The increasingly desperate racing industry is turning to propaganda to try to fool the public.
Its aim is to cancel out negative, factual media coverage with PR misinformation, diverting funds away from greyhound welfare.
In its latest campaign, Greyhound Racing NSW has taken out full-page advertorials in papers to show fake “good” news.
The ads appeared in papers in Wagga, Goulburn, Dubbo, Newcastle, Wollongong, and Bathurst.
The main story was a disturbing piece on a nine year old boy who has been encouraged to call greyhound races.
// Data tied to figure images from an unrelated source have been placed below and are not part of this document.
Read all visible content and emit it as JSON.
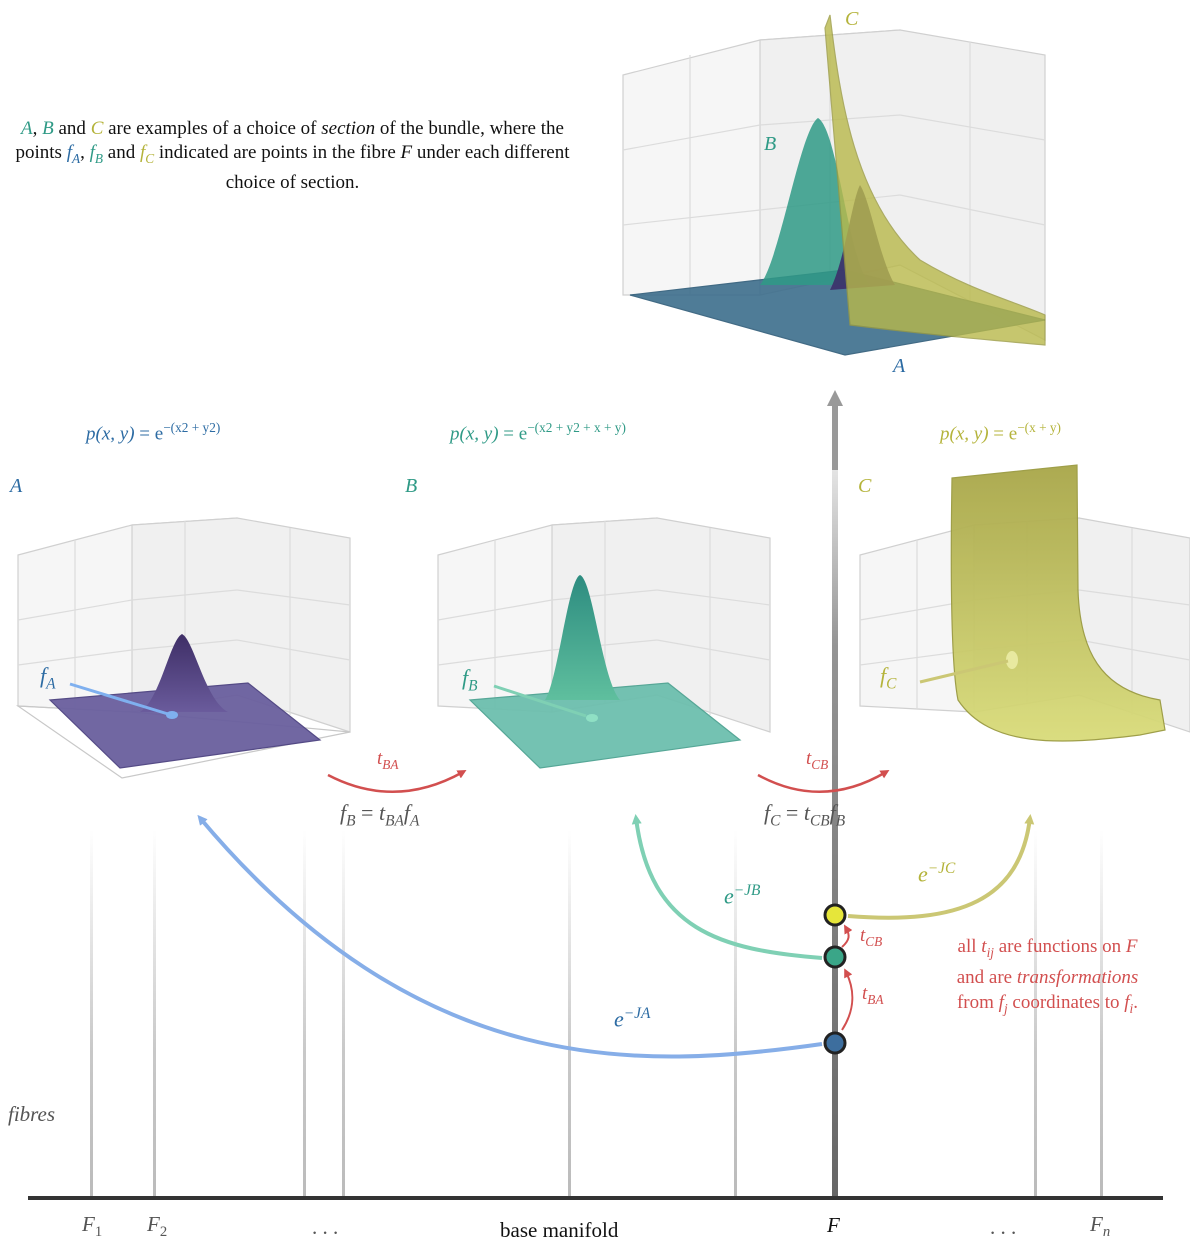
{
  "description": {
    "a": "A",
    "comma": ", ",
    "b": "B",
    "and1": " and ",
    "c": "C",
    "part1": " are examples of a choice of ",
    "section_word": "section",
    "part2": " of the bundle, where the points ",
    "fa": "f",
    "fa_sub": "A",
    "comma2": ", ",
    "fb": "f",
    "fb_sub": "B",
    "and2": " and ",
    "fc": "f",
    "fc_sub": "C",
    "part3": " indicated are points in the fibre ",
    "f": "F",
    "part4": " under each different choice of section."
  },
  "top": {
    "a": "A",
    "b": "B",
    "c": "C"
  },
  "formulas": {
    "a": {
      "lhs": "p(x, y)",
      "eq": " = e",
      "exp": "−(x2 + y2)"
    },
    "b": {
      "lhs": "p(x, y)",
      "eq": " = e",
      "exp": "−(x2 + y2 + x + y)"
    },
    "c": {
      "lhs": "p(x, y)",
      "eq": " = e",
      "exp": "−(x + y)"
    }
  },
  "panels": {
    "a": "A",
    "b": "B",
    "c": "C"
  },
  "points": {
    "fa": "f",
    "fa_sub": "A",
    "fb": "f",
    "fb_sub": "B",
    "fc": "f",
    "fc_sub": "C"
  },
  "transforms": {
    "t_ba": "t",
    "t_ba_sub": "BA",
    "t_cb": "t",
    "t_cb_sub": "CB"
  },
  "equations": {
    "e1": {
      "a": "f",
      "a_sub": "B",
      "eq": " = ",
      "t": "t",
      "t_sub": "BA",
      "f": "f",
      "f_sub": "A"
    },
    "e2": {
      "a": "f",
      "a_sub": "C",
      "eq": " = ",
      "t": "t",
      "t_sub": "CB",
      "f": "f",
      "f_sub": "B"
    }
  },
  "exps": {
    "a": {
      "base": "e",
      "sup": "−JA"
    },
    "b": {
      "base": "e",
      "sup": "−JB"
    },
    "c": {
      "base": "e",
      "sup": "−JC"
    }
  },
  "note": {
    "l1a": "all ",
    "t": "t",
    "t_sub": "ij",
    "l1b": " are functions on ",
    "F": "F",
    "l2a": "and are ",
    "transformations": "transformations",
    "l3a": "from ",
    "fj": "f",
    "fj_sub": "j",
    "l3b": " coordinates to ",
    "fi": "f",
    "fi_sub": "i",
    "period": "."
  },
  "labels": {
    "fibres": "fibres"
  },
  "base": {
    "f1": "F",
    "f1_sub": "1",
    "f2": "F",
    "f2_sub": "2",
    "dots1": ". . .",
    "manifold": "base manifold",
    "f": "F",
    "dots2": ". . .",
    "fn": "F",
    "fn_sub": "n"
  },
  "colors": {
    "section_a": "#2c6ba3",
    "section_b": "#2f9a86",
    "section_c": "#b4b33a",
    "transform": "#d24f4f"
  }
}
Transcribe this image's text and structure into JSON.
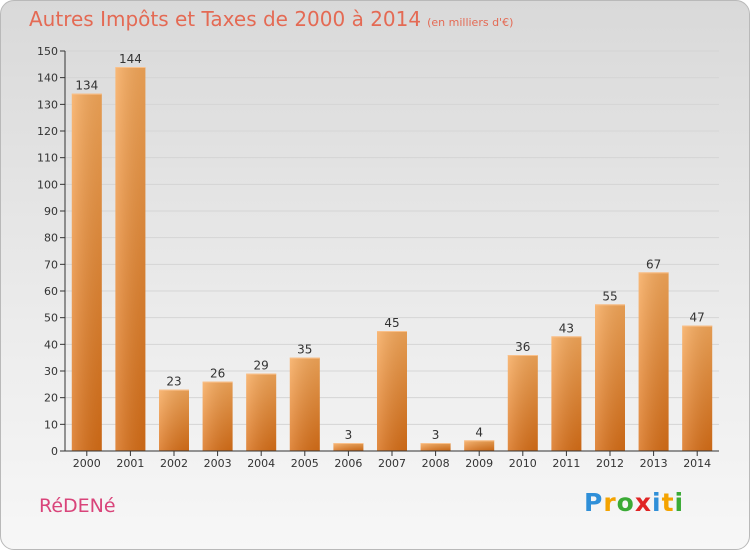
{
  "title": "Autres Impôts et Taxes de 2000 à 2014",
  "unit": "(en milliers d'€)",
  "commune": "RéDENé",
  "logo": {
    "letters": [
      "P",
      "r",
      "o",
      "x",
      "i",
      "t",
      "i"
    ],
    "colors": [
      "#2f8fd8",
      "#f4a300",
      "#3aaa35",
      "#e02424",
      "#2f8fd8",
      "#f4a300",
      "#3aaa35"
    ]
  },
  "colors": {
    "bar_light": "#f7a95a",
    "bar_dark": "#d96f17",
    "axis": "#333333",
    "grid": "#d5d5d5",
    "title": "#e46a54"
  },
  "chart_data": {
    "type": "bar",
    "categories": [
      "2000",
      "2001",
      "2002",
      "2003",
      "2004",
      "2005",
      "2006",
      "2007",
      "2008",
      "2009",
      "2010",
      "2011",
      "2012",
      "2013",
      "2014"
    ],
    "values": [
      134,
      144,
      23,
      26,
      29,
      35,
      3,
      45,
      3,
      4,
      36,
      43,
      55,
      67,
      47
    ],
    "ylim": [
      0,
      150
    ],
    "yticks": [
      0,
      10,
      20,
      30,
      40,
      50,
      60,
      70,
      80,
      90,
      100,
      110,
      120,
      130,
      140,
      150
    ],
    "grid": true,
    "data_labels": true
  }
}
Greyhound racing has never felt under more threat
Instead of spending money on improving animal welfare, the industry is using paid PR to try and slow the growing community sentiment against it.
Greyhound Racing Victoria recently hired a PR firm, The Comms Gurus, to teach greyhound trainers to tell “positive” stories. The selected trainers were named as Holly Thompson, Brad Greenough, Jess Hopkins, Mia Sharp, Tom O’Neill, and Morgan and Taylor Cockerell.
GRV’s “commitment to storytelling” doesn’t seem to extend to telling the stories behind the huge number of greyhounds killed on Victorian racetracks. That would need a commitment to truth-telling.
In Queensland, the Racing Queensland Review into Racing revealed the industry’s fears about the public seeing the truth:
“Industry participants are disheartened with the lack of promotion for greyhound racing and a perceived absence of an appetite to counter the anti-greyhound racing activists claims by governing bodies…The result is an industry that has allowed narratives defined by activists and mainstream media to define it”.
Racing Queensland recommended that it “immediately activate a Greyhound Racing media team” with a “credible spokesperson and adopt a UK-style storytelling strategy to secure the industry’s future”. Communication has to be “daily”.
The Queensland Government accepted this recommendation.